Sunday, June 4, 2017

Misogyny in Religion, or Things Only Christian Women Hear

Considering how they've been treated, why do so many women stick with religion?













Some days I am amazed that women who believe in God bother with religion at all.

For centuries they have been told by men to shut up, cover up and put up with countless rules and regulations governing how, where, when and why they may—or may not—participate in religious roles or rituals of one sort or another.

I honestly don’t know how so many of them managed to keep their faith. If the shoe were on the other foot—if men faced the same limitations and restrictions based on out-of-context interpretations of selected verses from ancient texts—most of us would be out of there in a minute.

But somehow, and for some reason, many religious women have hung in there. All I can feel is awe.

What got me thinking about how women have been treated by religious groups was the hashtag #thingsonly Christianwomenhear, which was popular on Twitter in April.

The conversation about the sexist and toxic things Christian women hear was started by popular Canadian Christian author and blogger Sarah Bessey.

According to Bessey, who is author of the book Jesus Feminist, it was just something she wanted to talk to her Twitter followers about.

But it quickly went viral, amassing hundreds of responses from women sharing things they had heard in churches or from church leaders.

Examples included: "You are an amazing leader! You'd make an excellent pastor's wife someday!"

“Women are too emotional to be leaders and pastors. It would never work."

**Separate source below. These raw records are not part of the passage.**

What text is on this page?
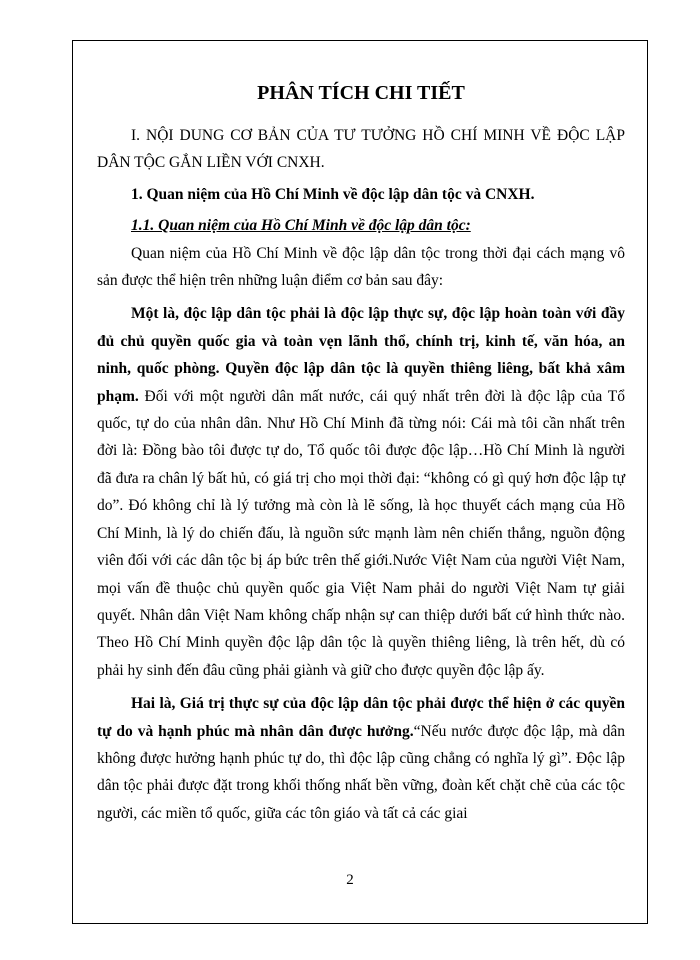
PHÂN TÍCH CHI TIẾT

I. NỘI DUNG CƠ BẢN CỦA TƯ TƯỞNG HỒ CHÍ MINH VỀ ĐỘC LẬP DÂN TỘC GẮN LIỀN VỚI CNXH.

1. Quan niệm của Hồ Chí Minh về độc lập dân tộc và CNXH.

1.1. Quan niệm của Hồ Chí Minh về độc lập dân tộc:

Quan niệm của Hồ Chí Minh về độc lập dân tộc trong thời đại cách mạng vô sản được thể hiện trên những luận điểm cơ bản sau đây:

Một là, độc lập dân tộc phải là độc lập thực sự, độc lập hoàn toàn với đầy đủ chủ quyền quốc gia và toàn vẹn lãnh thổ, chính trị, kinh tế, văn hóa, an ninh, quốc phòng. Quyền độc lập dân tộc là quyền thiêng liêng, bất khả xâm phạm. Đối với một người dân mất nước, cái quý nhất trên đời là độc lập của Tổ quốc, tự do của nhân dân. Như Hồ Chí Minh đã từng nói: Cái mà tôi cần nhất trên đời là: Đồng bào tôi được tự do, Tổ quốc tôi được độc lập…Hồ Chí Minh là người đã đưa ra chân lý bất hủ, có giá trị cho mọi thời đại: “không có gì quý hơn độc lập tự do”. Đó không chỉ là lý tưởng mà còn là lẽ sống, là học thuyết cách mạng của Hồ Chí Minh, là lý do chiến đấu, là nguồn sức mạnh làm nên chiến thắng, nguồn động viên đối với các dân tộc bị áp bức trên thế giới.Nước Việt Nam của người Việt Nam, mọi vấn đề thuộc chủ quyền quốc gia Việt Nam phải do người Việt Nam tự giải quyết. Nhân dân Việt Nam không chấp nhận sự can thiệp dưới bất cứ hình thức nào. Theo Hồ Chí Minh quyền độc lập dân tộc là quyền thiêng liêng, là trên hết, dù có phải hy sinh đến đâu cũng phải giành và giữ cho được quyền độc lập ấy.

Hai là, Giá trị thực sự của độc lập dân tộc phải được thể hiện ở các quyền tự do và hạnh phúc mà nhân dân được hưởng.“Nếu nước được độc lập, mà dân không được hưởng hạnh phúc tự do, thì độc lập cũng chẳng có nghĩa lý gì”. Độc lập dân tộc phải được đặt trong khối thống nhất bền vững, đoàn kết chặt chẽ của các tộc người, các miền tổ quốc, giữa các tôn giáo và tất cả các giai

2
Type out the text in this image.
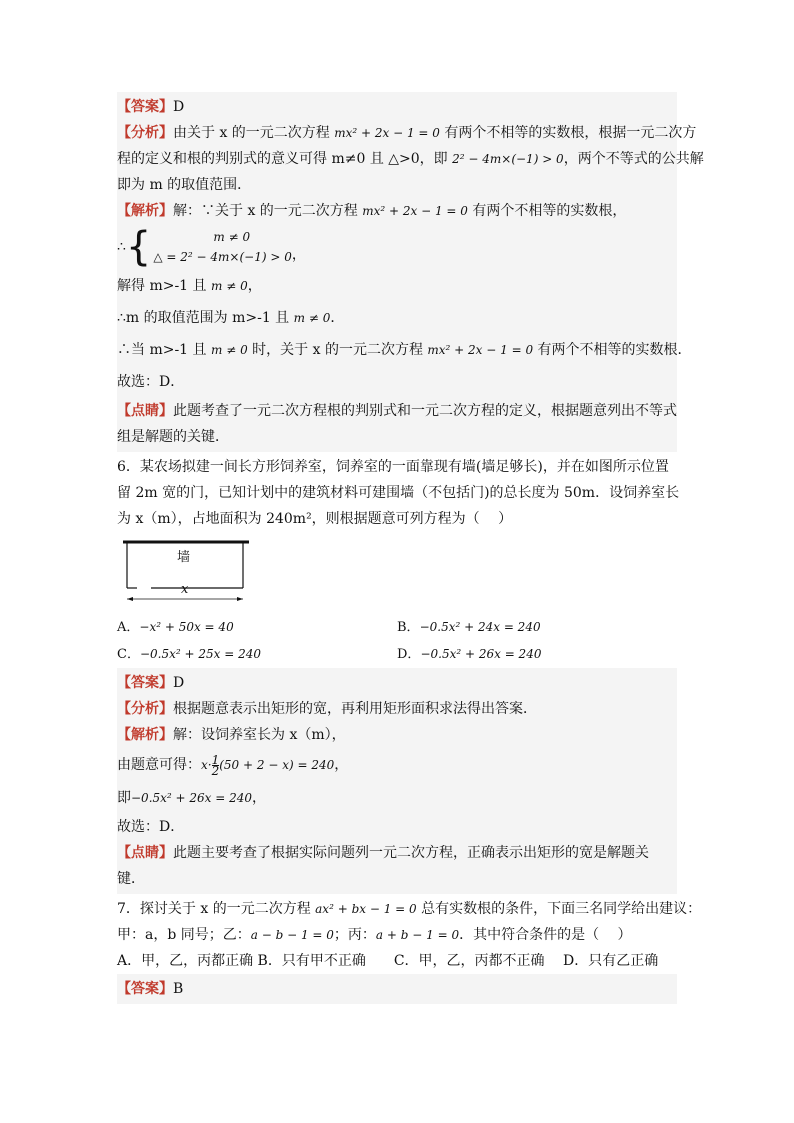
【答案】D

【分析】由关于 x 的一元二次方程 mx² + 2x − 1 = 0 有两个不相等的实数根，根据一元二次方

程的定义和根的判别式的意义可得 m≠0 且 △>0，即 2² − 4m×(−1) > 0，两个不等式的公共解

即为 m 的取值范围．

【解析】解：∵关于 x 的一元二次方程 mx² + 2x − 1 = 0 有两个不相等的实数根，

∴ {	m ≠ 0
△ = 2² − 4m×(−1) > 0 ，

解得 m>-1 且 m ≠ 0，

∴m 的取值范围为 m>-1 且 m ≠ 0．

∴当 m>-1 且 m ≠ 0 时，关于 x 的一元二次方程 mx² + 2x − 1 = 0 有两个不相等的实数根．

故选：D．

【点睛】此题考查了一元二次方程根的判别式和一元二次方程的定义，根据题意列出不等式

组是解题的关键．

6．某农场拟建一间长方形饲养室，饲养室的一面靠现有墙(墙足够长)，并在如图所示位置

留 2m 宽的门，已知计划中的建筑材料可建围墙（不包括门)的总长度为 50m．设饲养室长

为 x（m），占地面积为 240m²，则根据题意可列方程为（　 ）

墙
x
A．−x² + 50x = 40	B．−0.5x² + 24x = 240
C．−0.5x² + 25x = 240	D．−0.5x² + 26x = 240

【答案】D

【分析】根据题意表示出矩形的宽，再利用矩形面积求法得出答案．

【解析】解：设饲养室长为 x（m），

由题意可得：$x\cdot \frac{1}{2} (50 + 2 - x) = 240$，

即−0.5x² + 26x = 240，

故选：D．

【点睛】此题主要考查了根据实际问题列一元二次方程，正确表示出矩形的宽是解题关

键．

7．探讨关于 x 的一元二次方程 ax² + bx − 1 = 0 总有实数根的条件，下面三名同学给出建议：

甲：a，b 同号；乙：a − b − 1 = 0；丙：a + b − 1 = 0．其中符合条件的是（　 ）

A．甲，乙，丙都正确 B．只有甲不正确　　C．甲，乙，丙都不正确　 D．只有乙正确

【答案】B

"OK, you can teach this, but there has to be a male leader in the room when you do. We'll send someone." “

“Your clothes can cause boys to sin.”

“You have tremendous leadership gifts . . . it's too bad you weren't born male.” “

Wrote Bessey on her Facebook page: “This hashtag is pulling back the curtain on the everyday lived experiences of women within the church.”

She added that the responses were “illuminating, sad, infuriating, ridiculous, funny . . . we still need to speak about freedom and expose the lies and amplify the voices of women who have too often been silenced.”

In an interview she went on to say that “I love the church but I also know that we can’t fix what we refuse to acknowledge . . .I look forward to the day when women with leadership and insight, gifts and talents, callings and prophetic leanings are called out and celebrated.”

In a subsequent tweet, she stated: “Nobody is attacking the church. We're attacking the patriarchal spirit that has a death-grip on the throat of the beautiful bride of Christ."

There was pushback. Author and speaker Rebekah Lyons urged women this week to avoid making the hashtag a "megaphone for bitterness."

That prompted Christianity Today editor Katelyn Beaty to respond: “I don't know . . . it seems to me when men name structural problems it's prophetic. When women name structural problems it's bitterness?”

Of course, this isn’t true for every Christian denomination; many church groups are welcoming of women as leaders. But I bet some of those women also have experienced sexism while trying to follow God’s call in their lives.

And it’s not just a religious issue—women hear similar things in many parts of society. Another Twitter hashtag started about the same time was titled #thingsonlywomenwritershear. And women in Canada only make 87 cents for each dollar made by men.

About the same time this hashtag was getting traction, A Handmaids Tale was beginning its run on TV.

In the series, based on the book by Canadian author Margaret Atwood, men in the future theocratic country of Gilead use religion as a basis to subjugate women.

Just fiction, right? In fact, Atwood based her book, which was published in 1985, on real-life events throughout history such as the 17th century Puritans, the experience of women in some Muslim-majority countries, and the rise of the religious right in the U.S.

One can only hope that we have moved on from those experiences, that the imaginary country of Gilead will remain, in fact, a fantasy.

But as the comments some religious women hear today show, we still have a ways to go.

From the June 3 Winnipeg Free Press.